Former Chinese leader Deng Xiaoping’s concept to “hide our capabilities and bide our time” clearly appears to be a thing of the distant past. President Xi Jinping instead dreams to usher in the “great rejuvenation of the Chinese nation.”
But if China wants to be a great power, then it must act like one.
This means coming to the table to negotiate nuclear arms limits with the United States and Russia. The United States must not let China run free. The Trump administration has initiated the effort to persuade China to negotiate, and the United States must persist in pursuing this goal.
Cooperating on nuclear issues is never an easy task, but can produce payoffs in the form of agreements that can increase transparency of nuclear forces, like the New START agreement between the United States and Russia.
New START (for all its flaws) provides an opportunity for the United States and Russia to develop an improved plan to cover their own nuclear forces that can also enable China to join an agreement later on.
In fact, President Donald Trump has made it clear that any agreed upon arms control framework between the United States and Russia should include a means for China to join in the future.
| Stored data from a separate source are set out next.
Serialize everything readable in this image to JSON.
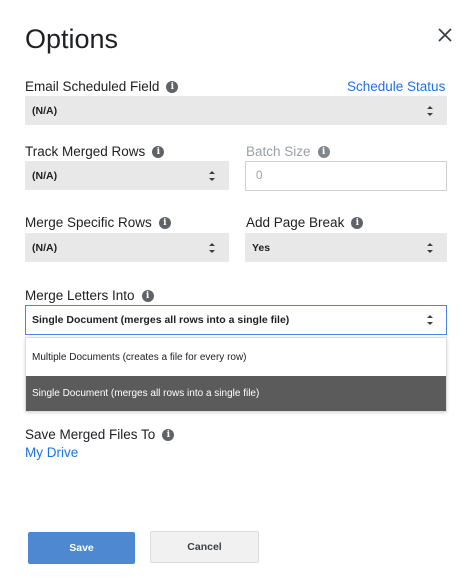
{
  "dialog": {
    "title": "Options"
  },
  "email_field": {
    "label": "Email Scheduled Field",
    "link": "Schedule Status",
    "value": "(N/A)"
  },
  "track_merged_rows": {
    "label": "Track Merged Rows",
    "value": "(N/A)"
  },
  "batch_size": {
    "label": "Batch Size",
    "placeholder": "0"
  },
  "merge_specific_rows": {
    "label": "Merge Specific Rows",
    "value": "(N/A)"
  },
  "add_page_break": {
    "label": "Add Page Break",
    "value": "Yes"
  },
  "merge_letters_into": {
    "label": "Merge Letters Into",
    "value": "Single Document (merges all rows into a single file)",
    "options": [
      "Multiple Documents (creates a file for every row)",
      "Single Document (merges all rows into a single file)"
    ],
    "selected_index": 1
  },
  "save_location": {
    "label": "Save Merged Files To",
    "link": "My Drive"
  },
  "buttons": {
    "save": "Save",
    "cancel": "Cancel"
  },
  "colors": {
    "accent": "#1a73e8",
    "save_button": "#4d88d0",
    "selected_option": "#5b5b5b",
    "focus_border": "#4a86e8"
  },
  "icons": {
    "close": "close-icon",
    "info": "info-icon",
    "select_arrow": "updown-arrows-icon"
  }
}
This is a worthy goal, and our allies agree.
Poland, Norway, the Netherlands, Iceland, Sweden, Slovakia, Slovenia, Denmark, and NATO are among a growing list of international partners who have voiced their support for including China in a trilateral treaty in the future.
Convincing China to join the United States and Russia in a trilateral nuclear arms control agreement will be no easy task for U.S. diplomats. Both the United States and Russia still have significantly more nuclear warheads than does China. Chinese officials like to play this numbers card in their refusal to come to the negotiating table.
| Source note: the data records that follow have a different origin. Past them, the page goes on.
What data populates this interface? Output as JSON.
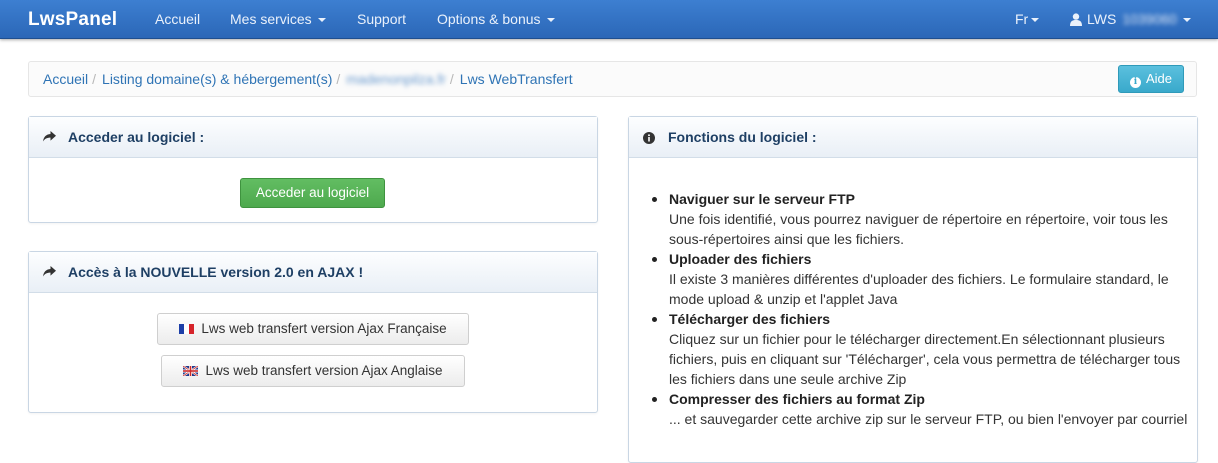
{
  "navbar": {
    "brand": "LwsPanel",
    "items": [
      {
        "label": "Accueil"
      },
      {
        "label": "Mes services"
      },
      {
        "label": "Support"
      },
      {
        "label": "Options & bonus"
      }
    ],
    "language": "Fr",
    "user_prefix": "LWS",
    "user_id_blurred": "1039060"
  },
  "breadcrumb": {
    "items": [
      {
        "label": "Accueil"
      },
      {
        "label": "Listing domaine(s) & hébergement(s)"
      },
      {
        "label": "madenonpilza.fr"
      },
      {
        "label": "Lws WebTransfert"
      }
    ],
    "help_label": "Aide"
  },
  "access_panel": {
    "title": "Acceder au logiciel :",
    "button_label": "Acceder au logiciel"
  },
  "ajax_panel": {
    "title": "Accès à la NOUVELLE version 2.0 en AJAX !",
    "buttons": [
      {
        "label": "Lws web transfert version Ajax Française",
        "flag": "flag-fr-icon"
      },
      {
        "label": "Lws web transfert version Ajax Anglaise",
        "flag": "flag-uk-icon"
      }
    ]
  },
  "functions_panel": {
    "title": "Fonctions du logiciel :",
    "items": [
      {
        "title": "Naviguer sur le serveur FTP",
        "desc": "Une fois identifié, vous pourrez naviguer de répertoire en répertoire, voir tous les sous-répertoires ainsi que les fichiers."
      },
      {
        "title": "Uploader des fichiers",
        "desc": "Il existe 3 manières différentes d'uploader des fichiers. Le formulaire standard, le mode upload & unzip et l'applet Java"
      },
      {
        "title": "Télécharger des fichiers",
        "desc": "Cliquez sur un fichier pour le télécharger directement.En sélectionnant plusieurs fichiers, puis en cliquant sur 'Télécharger', cela vous permettra de télécharger tous les fichiers dans une seule archive Zip"
      },
      {
        "title": "Compresser des fichiers au format Zip",
        "desc": "... et sauvegarder cette archive zip sur le serveur FTP, ou bien l'envoyer par courriel"
      }
    ]
  },
  "colors": {
    "navbar": "#2f6fc2",
    "link": "#2f74b5",
    "success": "#5cb85c",
    "info": "#5bc0de"
  }
}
Unsurprisingly, when recently invited by the United States to Vienna to negotiate alongside the U.S. and Russia on a New START extension, no Chinese representatives showed up.
China’s ambition to grow its arsenal, secrecy behind its nuclear weapons program, and ambiguity over its intentions on how and when to use nuclear weapons are deeply disturbing. These concerns make the transparency that a trilateral deal can foster all the more invaluable.
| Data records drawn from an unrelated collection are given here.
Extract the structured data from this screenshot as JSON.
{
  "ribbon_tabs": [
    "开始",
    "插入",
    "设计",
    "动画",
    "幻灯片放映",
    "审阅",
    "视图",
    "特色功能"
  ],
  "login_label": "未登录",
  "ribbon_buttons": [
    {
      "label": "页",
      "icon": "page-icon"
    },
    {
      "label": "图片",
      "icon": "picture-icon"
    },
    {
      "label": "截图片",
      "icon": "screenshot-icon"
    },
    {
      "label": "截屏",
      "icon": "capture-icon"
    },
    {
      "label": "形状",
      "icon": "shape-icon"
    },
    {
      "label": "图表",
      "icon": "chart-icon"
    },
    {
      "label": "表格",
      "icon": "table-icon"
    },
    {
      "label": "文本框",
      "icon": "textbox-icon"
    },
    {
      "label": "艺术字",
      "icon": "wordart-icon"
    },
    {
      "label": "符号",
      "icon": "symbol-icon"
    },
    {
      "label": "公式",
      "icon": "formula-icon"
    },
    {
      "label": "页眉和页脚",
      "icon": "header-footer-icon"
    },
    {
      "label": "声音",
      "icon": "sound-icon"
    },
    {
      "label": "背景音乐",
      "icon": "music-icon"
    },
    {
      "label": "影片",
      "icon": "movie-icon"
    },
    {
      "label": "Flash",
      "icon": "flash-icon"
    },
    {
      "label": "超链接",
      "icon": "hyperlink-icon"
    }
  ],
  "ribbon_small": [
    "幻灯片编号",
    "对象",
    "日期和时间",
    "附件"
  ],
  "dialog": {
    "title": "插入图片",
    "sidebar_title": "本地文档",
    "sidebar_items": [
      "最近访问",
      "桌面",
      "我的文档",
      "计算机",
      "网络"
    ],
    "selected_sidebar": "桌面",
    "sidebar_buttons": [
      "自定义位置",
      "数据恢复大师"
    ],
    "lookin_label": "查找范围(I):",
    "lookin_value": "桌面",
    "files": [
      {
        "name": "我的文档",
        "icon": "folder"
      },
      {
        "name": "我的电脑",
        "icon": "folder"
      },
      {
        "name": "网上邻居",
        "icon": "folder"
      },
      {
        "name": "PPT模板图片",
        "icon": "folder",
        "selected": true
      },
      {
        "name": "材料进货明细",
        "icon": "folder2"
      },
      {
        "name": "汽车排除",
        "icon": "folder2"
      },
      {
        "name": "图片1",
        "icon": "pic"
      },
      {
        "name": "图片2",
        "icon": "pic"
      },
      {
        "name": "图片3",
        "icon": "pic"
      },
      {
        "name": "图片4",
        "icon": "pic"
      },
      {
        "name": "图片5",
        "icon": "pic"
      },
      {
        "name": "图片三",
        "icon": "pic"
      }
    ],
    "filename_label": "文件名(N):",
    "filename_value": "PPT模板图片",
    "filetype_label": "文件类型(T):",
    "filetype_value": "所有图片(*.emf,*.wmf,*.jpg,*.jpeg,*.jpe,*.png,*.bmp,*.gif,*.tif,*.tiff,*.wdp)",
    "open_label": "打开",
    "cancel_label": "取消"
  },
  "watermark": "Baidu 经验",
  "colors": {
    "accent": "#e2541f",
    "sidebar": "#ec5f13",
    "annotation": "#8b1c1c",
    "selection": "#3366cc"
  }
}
For this reason, the United States and its allies must persist in efforts to pressure China to negotiate, and recognize that we might be in this effort for the long haul.
The next administration, whosever it may be, must continue to focus on bringing China into a future agreement.
President Ronald Reagan’s statement, “Everybody would be a loser if there’s a nuclear war” seems obvious, but without tearing down Xi’s Great Wall of Secrecy around China’s nuclear arsenal, that nightmare scenario may be all the more likely.